Anna: L’uguaglianza davanti alla legge è un risultato non da poco nella legislazione e nella civiltà giuridica di un paese. Molti maggiori problemi pone l’eguaglianza sostanziale perché questa interferisce con il pensiero e la cultura di un popolo. Se perseguire una uguaglianza sostanziale tra le persone può avere come intento o come conseguenza quello di omologarne il pensiero, allora si persegue un intento sbagliato che urta contro il riconoscimento della libertà di pensiero e si rischia di costringere tutti ad essere uguali nel peggiore dei modi, ad essere cioè servi del potere costituito.
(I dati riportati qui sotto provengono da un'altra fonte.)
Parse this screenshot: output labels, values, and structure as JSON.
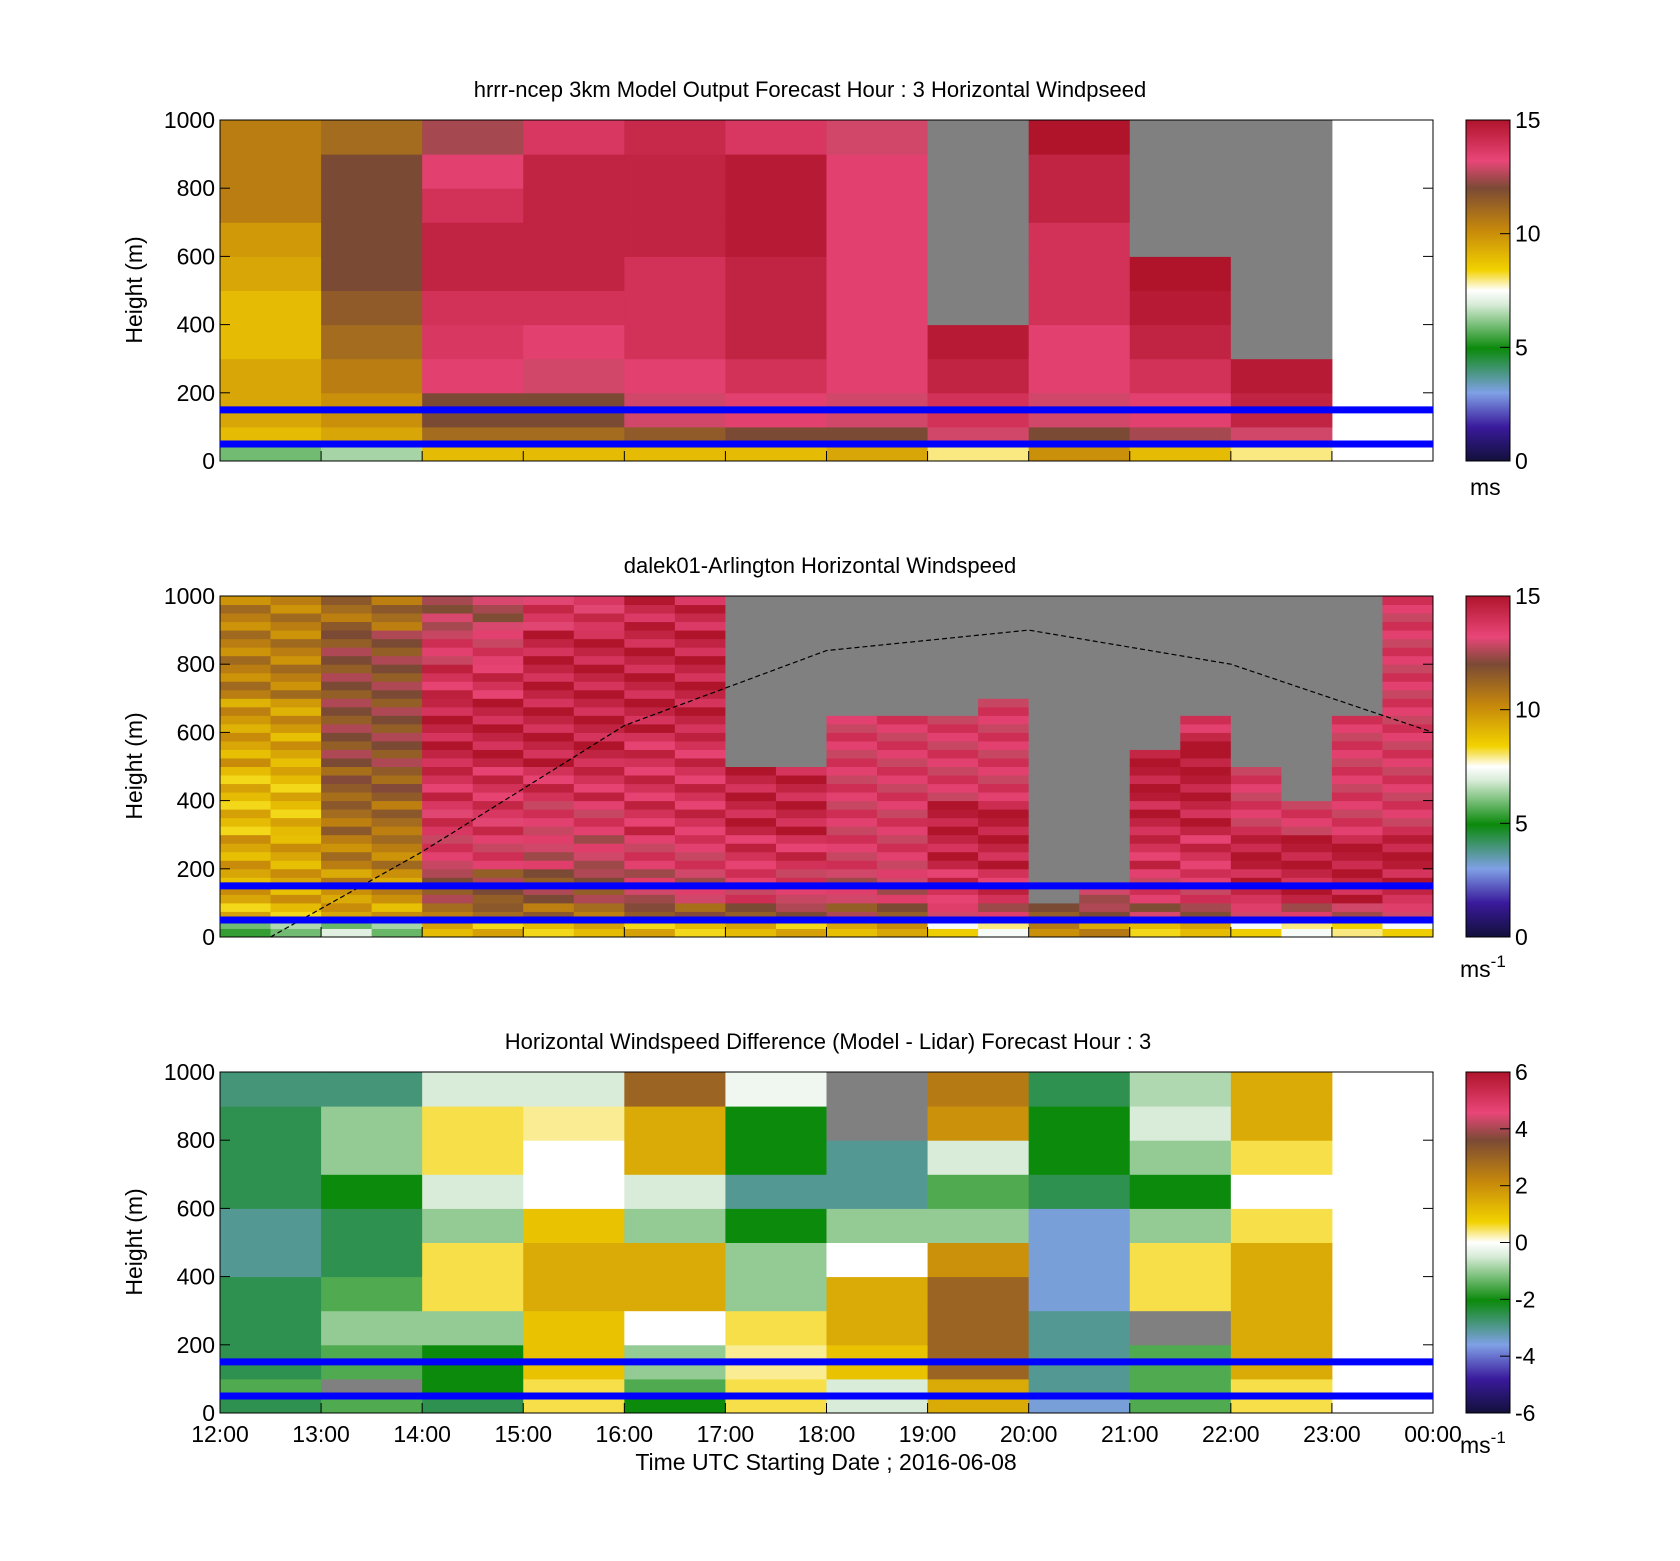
{
  "figure": {
    "xlabel": "Time UTC  Starting Date ; 2016-06-08",
    "x_ticks": [
      "12:00",
      "13:00",
      "14:00",
      "15:00",
      "16:00",
      "17:00",
      "18:00",
      "19:00",
      "20:00",
      "21:00",
      "22:00",
      "23:00",
      "00:00"
    ]
  },
  "chart_data": [
    {
      "type": "heatmap",
      "title": "hrrr-ncep 3km Model Output   Forecast Hour : 3 Horizontal Windpseed",
      "ylabel": "Height (m)",
      "ylim": [
        0,
        1000
      ],
      "y_ticks": [
        "0",
        "200",
        "400",
        "600",
        "800",
        "1000"
      ],
      "colorbar": {
        "label": "ms",
        "superscript": "",
        "ticks": [
          "0",
          "5",
          "10",
          "15"
        ],
        "range": [
          0,
          15
        ]
      },
      "hours": [
        "12:00",
        "13:00",
        "14:00",
        "15:00",
        "16:00",
        "17:00",
        "18:00",
        "19:00",
        "20:00",
        "21:00",
        "22:00"
      ],
      "reference_lines_m": [
        50,
        150
      ],
      "profile_heights_m": [
        25,
        75,
        150,
        250,
        350,
        450,
        550,
        650,
        750,
        850,
        950
      ],
      "windspeed_ms": [
        [
          6,
          9,
          9.5,
          9.5,
          9,
          9,
          9.5,
          9.8,
          10.5,
          10.5,
          10.5
        ],
        [
          6.5,
          9.5,
          10,
          10.5,
          11,
          11.5,
          12,
          12,
          12,
          12,
          11
        ],
        [
          9,
          11,
          12,
          13.5,
          13.8,
          14,
          14.5,
          14.5,
          14,
          13.5,
          12.5
        ],
        [
          9,
          11,
          12,
          13,
          13.5,
          14,
          14.5,
          14.5,
          14.5,
          14.5,
          13.8
        ],
        [
          9,
          11.5,
          13,
          13.5,
          14,
          14,
          14,
          14.5,
          14.5,
          14.5,
          14.3
        ],
        [
          9,
          12,
          13.5,
          14,
          14.5,
          14.5,
          14.5,
          14.8,
          14.8,
          14.8,
          13.8
        ],
        [
          9.5,
          12,
          13,
          13.5,
          13.5,
          13.5,
          13.5,
          13.5,
          13.5,
          13.5,
          13
        ],
        [
          8,
          13,
          14,
          14.5,
          14.8,
          null,
          null,
          null,
          null,
          null,
          null
        ],
        [
          10,
          12,
          13,
          13.5,
          13.5,
          14,
          14,
          14,
          14.5,
          14.5,
          15
        ],
        [
          9,
          12.5,
          13.5,
          14,
          14.5,
          14.8,
          15,
          null,
          null,
          null,
          null
        ],
        [
          8,
          13,
          14.5,
          14.8,
          null,
          null,
          null,
          null,
          null,
          null,
          null
        ]
      ]
    },
    {
      "type": "heatmap",
      "title": "dalek01-Arlington  Horizontal Windspeed",
      "ylabel": "Height (m)",
      "ylim": [
        0,
        1000
      ],
      "y_ticks": [
        "0",
        "200",
        "400",
        "600",
        "800",
        "1000"
      ],
      "colorbar": {
        "label": "ms",
        "superscript": "-1",
        "ticks": [
          "0",
          "5",
          "10",
          "15"
        ],
        "range": [
          0,
          15
        ]
      },
      "reference_lines_m": [
        50,
        150
      ],
      "segment_times": [
        "12:00",
        "12:30",
        "13:00",
        "13:30",
        "14:00",
        "14:30",
        "15:00",
        "15:30",
        "16:00",
        "16:30",
        "17:00",
        "17:30",
        "18:00",
        "18:30",
        "19:00",
        "19:30",
        "20:00",
        "20:30",
        "21:00",
        "21:30",
        "22:00",
        "22:30",
        "23:00",
        "23:30"
      ],
      "lidar_max_valid_height_m": [
        1000,
        1000,
        1000,
        1000,
        1000,
        1000,
        1000,
        1000,
        1000,
        1000,
        500,
        500,
        650,
        650,
        650,
        700,
        100,
        150,
        550,
        650,
        500,
        400,
        650,
        1000
      ],
      "solar_curve_note": "dashed arc peaks near 900 m around 20:00",
      "solar_curve_m": [
        [
          12.5,
          0
        ],
        [
          14,
          250
        ],
        [
          16,
          620
        ],
        [
          18,
          840
        ],
        [
          20,
          900
        ],
        [
          22,
          800
        ],
        [
          24,
          600
        ]
      ]
    },
    {
      "type": "heatmap",
      "title": "Horizontal Windspeed Difference (Model - Lidar) Forecast Hour : 3",
      "ylabel": "Height (m)",
      "ylim": [
        0,
        1000
      ],
      "y_ticks": [
        "0",
        "200",
        "400",
        "600",
        "800",
        "1000"
      ],
      "colorbar": {
        "label": "ms",
        "superscript": "-1",
        "ticks": [
          "-6",
          "-4",
          "-2",
          "0",
          "2",
          "4",
          "6"
        ],
        "range": [
          -6,
          6
        ]
      },
      "reference_lines_m": [
        50,
        150
      ],
      "profile_heights_m": [
        25,
        75,
        150,
        250,
        350,
        450,
        550,
        650,
        750,
        850,
        950
      ],
      "difference_ms": [
        [
          -2.5,
          -1.5,
          -2.5,
          -2.5,
          -2.5,
          -3,
          -3,
          -2.5,
          -2.5,
          -2.5,
          -2.8
        ],
        [
          -1.5,
          null,
          -1.5,
          -1,
          -1.5,
          -2.5,
          -2.5,
          -2,
          -1,
          -1,
          -2.8
        ],
        [
          -2.5,
          -2,
          -2,
          -1,
          0.5,
          0.5,
          -1,
          -0.5,
          0.5,
          0.5,
          -0.5
        ],
        [
          0.5,
          0.5,
          1,
          1,
          1.5,
          1.5,
          1,
          0,
          0,
          0.3,
          -0.5
        ],
        [
          -2,
          -1.5,
          -1,
          0,
          1.5,
          1.5,
          -1,
          -0.5,
          1.5,
          1.5,
          3
        ],
        [
          0.5,
          0.5,
          0.3,
          0.5,
          -1,
          -1,
          -2,
          -3,
          -2,
          -2,
          -0.2
        ],
        [
          -0.5,
          -0.5,
          1,
          1.5,
          1.5,
          0,
          -1,
          -3,
          -3,
          null,
          null
        ],
        [
          1.5,
          1.5,
          3,
          3,
          3,
          2,
          -1,
          -1.5,
          -0.5,
          2,
          2.5
        ],
        [
          -3.5,
          -3,
          -3,
          -3,
          -3.5,
          -3.5,
          -3.5,
          -2.5,
          -2,
          -2,
          -2.5
        ],
        [
          -1.5,
          -1.5,
          -1.5,
          null,
          0.5,
          0.5,
          -1,
          -2,
          -1,
          -0.5,
          -0.8
        ],
        [
          0.5,
          0.5,
          1.5,
          1.5,
          1.5,
          1.5,
          0.5,
          0,
          0.5,
          1.5,
          1.5
        ]
      ]
    }
  ]
}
Kawthar: Dio ci ha creati tutti in modo che avessimo una singolarità e una differenziazione da tutte le altre specie della creazione: noi siamo una particolare specie, la specie umana. Dentro di essa vi sono genti di razze differenti. Dentro di essa ci sono tante differenze. Per esempio io ho diverse sorelle. Anche se ci assomigliamo in certe cose, siamo profondamente diverse. Dio non ci ha create uguali. E se fossimo tutte uguali non ci sarebbe neppure vita in noi, nella nostra famiglia, nelle nostre comunità.

Nonno Paolo:

La morale del discorso

Quale la morale del nostro discorso, ragazzi?

Dobbiamo desiderare di essere guidati, -anche noi adulti, notate bene- da dei maestri che sappiano educarci.

Dobbiamo prendere atto dei poteri attuali dello Stato. Guardate ad esempio adesso come, per ordine dello Stato, siamo tutti costretti a vivere a casa.

Dobbiamo combattere i privilegi assistiti dalla legge.

Dobbiamo sostenere tutte le forme di solidarietà e di aiuto che si sviluppano nella società e impegnarci in esse.

Dobbiamo sostenere il ruolo sussidiario dello Stato quando la solidarietà dei cittadini non riesce a provvedere.

Dobbiamo sostenere l’integrazione degli stranieri e dei migranti nella nostra società. Dobbiamo insegnare e praticare una cultura dell’umano valida per tutti e un’espressione artistica che valorizzi l’umano. In questo dobbiamo essere il più possibile aperti cercando di capire e di valorizzare tutte le autentiche espressioni culturali e artistiche.